“Milhazes” aos molhos
Somos um país recheado de “Milhazes”. Mesmo que tenham nomes e origens geográficas diferentes. Eis alguns desses “Milhazes”: Azeredo Lopes1, Henrique Burnay, Evgueni Mouravitch e Pavlo Sadokha, presidente da Associação de Ucranianos em Portugal. O que estes “Milhazes” dizem nas tevês deve fazer o Zé2 roer-se de inveja. Tal o azedume que exibem quando alguém ousa contrariar a sua cartilha pró-americana e pró-Zelensky. Os quatro “Milhazes” acima só invocam as histórias que lhes convém. A eles e ao imperial pensamento único que servem.
Um exemplo: Burnay, “sénior partner da Eupportunity, a primeira empresa portuguesa de consultoria em assuntos europeus”, disse, há dias, na SIC Notícias, que a Rússia é um “estado terrorista”. E que Putin é um criminoso. Duvido, contudo, que o também colunista do Diário de Notícias, do Observador e membro do painel do “Café Europa”, na Rádio Observador, também use tal classificação para retratar a invasão norte-americana do Iraque (em 2003). Ou os bombardeamentos das cidades japonesas de Hiroshima e Nagasaki (em 1945); e o apoio dos Estados Unidos da América ao golpe de estado no Chile (em 11 de Setembro de 1973), que derrubou o presidente SalvadorAllende3, democraticamente eleito, e instalou no Palácio de La Moneda o ditador Pinochet4.
A ditadura militar vigorou entre 1973 e 1990. Matou mais de 3.200 pessoas, prendeu e torturou 38 mil cidadãos, entre eles, a ex-presidente dos Direitos Humanos da Organização das Nações Unidas, Michelle Bachelet, e condenou ao exílio 200 mil chilenos. Uma coisa é certa: cinquenta anos depois, as Forças Armadas resistem a abrir os seus arquivos, e o poder económico e político dos defensores da ditadura continuam presentes, enquanto as vítimas continuam a clamar por justiça.

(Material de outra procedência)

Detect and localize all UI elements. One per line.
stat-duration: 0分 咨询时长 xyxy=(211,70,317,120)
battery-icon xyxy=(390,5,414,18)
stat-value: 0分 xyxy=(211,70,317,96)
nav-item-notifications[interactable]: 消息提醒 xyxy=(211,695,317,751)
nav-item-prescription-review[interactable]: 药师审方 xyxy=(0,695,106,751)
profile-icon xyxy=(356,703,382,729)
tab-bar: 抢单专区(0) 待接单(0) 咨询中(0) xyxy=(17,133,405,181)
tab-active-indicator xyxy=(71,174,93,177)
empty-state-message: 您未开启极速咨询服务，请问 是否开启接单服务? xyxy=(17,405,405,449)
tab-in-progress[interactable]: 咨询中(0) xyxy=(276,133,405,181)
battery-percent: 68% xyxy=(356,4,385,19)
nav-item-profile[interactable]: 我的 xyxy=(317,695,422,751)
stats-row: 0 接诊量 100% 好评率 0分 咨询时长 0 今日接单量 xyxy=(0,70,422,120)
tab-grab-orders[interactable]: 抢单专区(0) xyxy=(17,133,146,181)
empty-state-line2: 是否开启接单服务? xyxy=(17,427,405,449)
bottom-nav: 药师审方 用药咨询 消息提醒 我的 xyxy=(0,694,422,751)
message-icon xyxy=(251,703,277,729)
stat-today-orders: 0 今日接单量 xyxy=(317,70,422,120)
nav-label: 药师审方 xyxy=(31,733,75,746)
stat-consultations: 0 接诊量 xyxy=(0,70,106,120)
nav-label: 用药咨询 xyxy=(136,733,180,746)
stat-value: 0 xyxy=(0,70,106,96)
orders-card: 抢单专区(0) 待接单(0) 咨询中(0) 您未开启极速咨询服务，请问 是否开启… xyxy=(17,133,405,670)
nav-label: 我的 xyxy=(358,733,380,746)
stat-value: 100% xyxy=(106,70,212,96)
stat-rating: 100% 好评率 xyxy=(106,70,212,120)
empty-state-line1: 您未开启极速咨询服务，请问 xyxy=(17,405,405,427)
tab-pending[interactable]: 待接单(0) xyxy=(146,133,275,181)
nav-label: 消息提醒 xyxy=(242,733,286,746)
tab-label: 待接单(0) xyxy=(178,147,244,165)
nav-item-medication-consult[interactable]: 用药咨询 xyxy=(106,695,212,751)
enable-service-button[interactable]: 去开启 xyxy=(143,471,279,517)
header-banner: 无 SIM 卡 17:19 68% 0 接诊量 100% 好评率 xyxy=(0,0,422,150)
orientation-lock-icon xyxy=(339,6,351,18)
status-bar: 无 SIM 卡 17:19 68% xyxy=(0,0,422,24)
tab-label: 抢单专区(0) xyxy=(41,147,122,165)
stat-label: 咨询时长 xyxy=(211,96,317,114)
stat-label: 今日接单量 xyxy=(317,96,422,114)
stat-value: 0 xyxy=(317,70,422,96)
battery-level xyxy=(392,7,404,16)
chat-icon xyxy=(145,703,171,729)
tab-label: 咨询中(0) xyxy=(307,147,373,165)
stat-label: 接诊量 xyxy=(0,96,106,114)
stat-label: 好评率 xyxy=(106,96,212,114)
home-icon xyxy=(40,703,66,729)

Agora, estes e outros “Milhazes” televisivos, perante a anunciada morte do chefe do bando paramilitar russo Wagner5, que viajaria num avião particular, não têm dúvidas: Prigozhin e os seus homens foram mortos por ordem do diabo do Kremlin. Não digo que não, mas os carrascos também podem ser da Ucrânia ou de qualquer outra geografia, pois trata-se de gente de mau porte como confirmam as suas investidas, nomeadamente na República Centro-Africana.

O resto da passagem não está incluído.